In 1983 Mielke et al. reported the general contamination of garden soils in the center city area of Baltimore, MD, with Pb, Zn and Cd. The sources included both exterior paint, building demolition wastes, and automotive and stack emissions such that center city garden soils were considerably more contaminated than suburban soils (1000 mg kg
-1 vs. <50 mg kg
-1), but even in rural areas soils could become highly Pb contaminated from paint, lead-arsenate use and from burning trash. Study of garden plant uptake showed the now well known pattern that low growing leafy vegetables accumulated more Pb than other species, and that some root vegetables with expanded hypocotyl (carrot, beet, radish) also accumulated Pb from contaminated soils. But other crops (fruits, grains, tall leafy vegetables such as collards) had little Pb even on highly Pb contaminated soils. The key role of housedust-Pb ingestion by children and the potential of soil Pb to be tracked into homes and ingested by hand-to-mouth play was also becoming recognized at that time. We conducted soil feeding tests with rats which indicated that when soil Pb was higher concentration (10,000 vs. 1000 mg kg
-1), more Pb was absorbed, but that Pb equilibrated in soil was much less bioavailable than soluble Pb salt mixed with soil then added to test diets. Much research has been conducted since that time which clarified that exterior soil comprised much lower risk than dust Pb from interior house paint, or industrial dust Pb deposited in homes. Total removal and replacement of soil near homes had little effect on blood-Pb unless the soil contained well over 1000 ppm Pb. Further, treating Pb contaminated soils with phosphate or high Fe biosolids compost was shown to significantly reduce soil Pb bioavailability to rats, and even to humans in the Joplin field test of soil amendments to reduce soil Pb bioavailability. Codling et al. also demonstrated that carrot accumulated Pb within the xylem which is the center of the edible storage root, allowing significant accumulation of Pb in carrot and similar garden crops. However, testing of soils with an extraction method shown to correlate with the results of soil feeding to humans as part of the Joplin test showed that Pb in long term urban gardens has quite low fractional bioavailability likely due to repeated amendment with manures, composts and phosphate, and tillage and cropping which aid soil Pb inactivation. Most urban gardens can be used safely if precautions are taken to minimize soil transfer to homes, and to restrict growing of low leafy vegetables and herbs, and expanded hypocotyl root vegetables (not potato) when soil Pb exceeds about 500 mg kg
-1. Further, Pb in food has much lower bioavailability to humans than Pb in water.

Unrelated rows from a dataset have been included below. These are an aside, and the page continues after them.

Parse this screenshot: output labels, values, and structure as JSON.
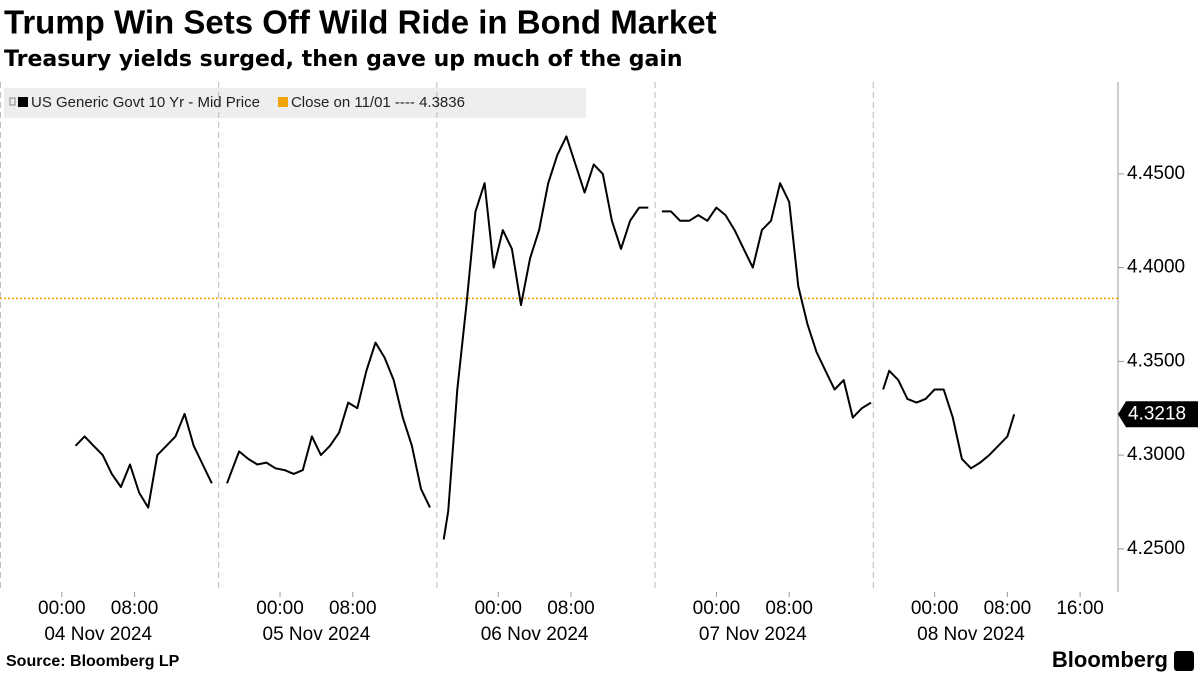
{
  "chart_data": {
    "type": "line",
    "title": "Trump Win Sets Off Wild Ride in Bond Market",
    "subtitle": "Treasury yields surged, then gave up much of the gain",
    "source": "Source: Bloomberg LP",
    "brand": "Bloomberg",
    "x": [
      "2024-11-04T01:30",
      "2024-11-04T02:30",
      "2024-11-04T03:30",
      "2024-11-04T04:30",
      "2024-11-04T05:30",
      "2024-11-04T06:30",
      "2024-11-04T07:30",
      "2024-11-04T08:30",
      "2024-11-04T09:30",
      "2024-11-04T10:30",
      "2024-11-04T11:30",
      "2024-11-04T12:30",
      "2024-11-04T13:30",
      "2024-11-04T14:30",
      "2024-11-04T15:30",
      "2024-11-04T16:30",
      "2024-11-04T17:20",
      "2024-11-04T18:10",
      "2024-11-04T19:30",
      "2024-11-04T20:30",
      "2024-11-04T21:30",
      "2024-11-04T22:30",
      "2024-11-04T23:30",
      "2024-11-05T00:30",
      "2024-11-05T01:30",
      "2024-11-05T02:30",
      "2024-11-05T03:30",
      "2024-11-05T04:30",
      "2024-11-05T05:30",
      "2024-11-05T06:30",
      "2024-11-05T07:30",
      "2024-11-05T08:30",
      "2024-11-05T09:30",
      "2024-11-05T10:30",
      "2024-11-05T11:30",
      "2024-11-05T12:30",
      "2024-11-05T13:30",
      "2024-11-05T14:30",
      "2024-11-05T15:30",
      "2024-11-05T16:30",
      "2024-11-05T17:20",
      "2024-11-05T18:00",
      "2024-11-05T18:30",
      "2024-11-05T19:30",
      "2024-11-05T20:30",
      "2024-11-05T21:30",
      "2024-11-05T22:30",
      "2024-11-05T23:30",
      "2024-11-06T00:30",
      "2024-11-06T01:30",
      "2024-11-06T02:30",
      "2024-11-06T03:30",
      "2024-11-06T04:30",
      "2024-11-06T05:30",
      "2024-11-06T06:30",
      "2024-11-06T07:30",
      "2024-11-06T08:30",
      "2024-11-06T09:30",
      "2024-11-06T10:30",
      "2024-11-06T11:30",
      "2024-11-06T12:30",
      "2024-11-06T13:30",
      "2024-11-06T14:30",
      "2024-11-06T15:30",
      "2024-11-06T16:30",
      "2024-11-06T17:20",
      "2024-11-06T18:00",
      "2024-11-06T19:00",
      "2024-11-06T20:00",
      "2024-11-06T21:00",
      "2024-11-06T22:00",
      "2024-11-06T23:00",
      "2024-11-07T00:00",
      "2024-11-07T01:00",
      "2024-11-07T02:00",
      "2024-11-07T03:00",
      "2024-11-07T04:00",
      "2024-11-07T05:00",
      "2024-11-07T06:00",
      "2024-11-07T07:00",
      "2024-11-07T08:00",
      "2024-11-07T09:00",
      "2024-11-07T10:00",
      "2024-11-07T11:00",
      "2024-11-07T12:00",
      "2024-11-07T13:00",
      "2024-11-07T14:00",
      "2024-11-07T15:00",
      "2024-11-07T16:00",
      "2024-11-07T17:00",
      "2024-11-07T17:20",
      "2024-11-07T18:20",
      "2024-11-07T19:00",
      "2024-11-07T20:00",
      "2024-11-07T21:00",
      "2024-11-07T22:00",
      "2024-11-07T23:00",
      "2024-11-08T00:00",
      "2024-11-08T01:00",
      "2024-11-08T02:00",
      "2024-11-08T03:00",
      "2024-11-08T04:00",
      "2024-11-08T05:00",
      "2024-11-08T06:00",
      "2024-11-08T07:00",
      "2024-11-08T08:00",
      "2024-11-08T08:45"
    ],
    "series": [
      {
        "name": "US Generic Govt 10 Yr - Mid Price",
        "color": "#000000",
        "values": [
          4.305,
          4.31,
          4.305,
          4.3,
          4.29,
          4.283,
          4.295,
          4.28,
          4.272,
          4.3,
          4.305,
          4.31,
          4.322,
          4.305,
          4.295,
          4.285,
          null,
          4.285,
          4.302,
          4.298,
          4.295,
          4.296,
          4.293,
          4.292,
          4.29,
          4.292,
          4.31,
          4.3,
          4.305,
          4.312,
          4.328,
          4.325,
          4.345,
          4.36,
          4.352,
          4.34,
          4.32,
          4.305,
          4.282,
          4.272,
          null,
          4.255,
          4.27,
          4.335,
          4.38,
          4.43,
          4.445,
          4.4,
          4.42,
          4.41,
          4.38,
          4.405,
          4.42,
          4.445,
          4.46,
          4.47,
          4.455,
          4.44,
          4.455,
          4.45,
          4.425,
          4.41,
          4.425,
          4.432,
          4.432,
          null,
          4.43,
          4.43,
          4.425,
          4.425,
          4.428,
          4.425,
          4.432,
          4.428,
          4.42,
          4.41,
          4.4,
          4.42,
          4.425,
          4.445,
          4.435,
          4.39,
          4.37,
          4.355,
          4.345,
          4.335,
          4.34,
          4.32,
          4.325,
          4.328,
          null,
          4.335,
          4.345,
          4.34,
          4.33,
          4.328,
          4.33,
          4.335,
          4.335,
          4.32,
          4.298,
          4.293,
          4.296,
          4.3,
          4.305,
          4.31,
          4.3218
        ]
      }
    ],
    "reference_lines": [
      {
        "name": "Close on 11/01 ---- 4.3836",
        "value": 4.3836,
        "color": "#f0a30a"
      }
    ],
    "session_breaks": [
      "2024-11-03T17:15",
      "2024-11-04T17:15",
      "2024-11-05T17:15",
      "2024-11-06T17:15",
      "2024-11-07T17:15"
    ],
    "xlim": [
      "2024-11-03T17:12",
      "2024-11-08T20:10"
    ],
    "xticks": [
      {
        "value": "2024-11-04T00:00",
        "label": "00:00"
      },
      {
        "value": "2024-11-04T08:00",
        "label": "08:00"
      },
      {
        "value": "2024-11-05T00:00",
        "label": "00:00"
      },
      {
        "value": "2024-11-05T08:00",
        "label": "08:00"
      },
      {
        "value": "2024-11-06T00:00",
        "label": "00:00"
      },
      {
        "value": "2024-11-06T08:00",
        "label": "08:00"
      },
      {
        "value": "2024-11-07T00:00",
        "label": "00:00"
      },
      {
        "value": "2024-11-07T08:00",
        "label": "08:00"
      },
      {
        "value": "2024-11-08T00:00",
        "label": "00:00"
      },
      {
        "value": "2024-11-08T08:00",
        "label": "08:00"
      },
      {
        "value": "2024-11-08T16:00",
        "label": "16:00"
      }
    ],
    "date_labels": [
      {
        "value": "2024-11-04T04:00",
        "label": "04 Nov 2024"
      },
      {
        "value": "2024-11-05T04:00",
        "label": "05 Nov 2024"
      },
      {
        "value": "2024-11-06T04:00",
        "label": "06 Nov 2024"
      },
      {
        "value": "2024-11-07T04:00",
        "label": "07 Nov 2024"
      },
      {
        "value": "2024-11-08T04:00",
        "label": "08 Nov 2024"
      }
    ],
    "ylim": [
      4.227,
      4.499
    ],
    "yticks": [
      {
        "value": 4.25,
        "label": "4.2500"
      },
      {
        "value": 4.3,
        "label": "4.3000"
      },
      {
        "value": 4.35,
        "label": "4.3500"
      },
      {
        "value": 4.4,
        "label": "4.4000"
      },
      {
        "value": 4.45,
        "label": "4.4500"
      }
    ]
  }
}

Garden soil Cd contamination is much less frequent and is usually accompanied by >100 times more Zn such that crops cannot accumulate excessive Cd before Zn phytotoxicity substantially reduces plant yield. And high crop Zn inhibits absorption of crop Cd. Soil As may also comprise concern but is poorly accumulated by crops and has low bioavailability in soils with high Fe oxide levels. The most important first step in deciding about gardening and exposure of children to soils is to test the soil for contaminants such as Pb, Zn, Cd, As, and Cu, general fertility (P, K, Ca, Mg) and pH. With this information, parents can determine if gardening is a risk, and if soil should be remediated to protect children from exposure to their contaminated soil. Because old rural houseside soils, and old orchard soils may have become highly Pb and/or As contaminated, even rural gardeners should test soils before exposing children to the soils and crops. Although adults may be at some risk, the risk to children is so much greater than consideration of garden soil risks to adults is usually irrelevant.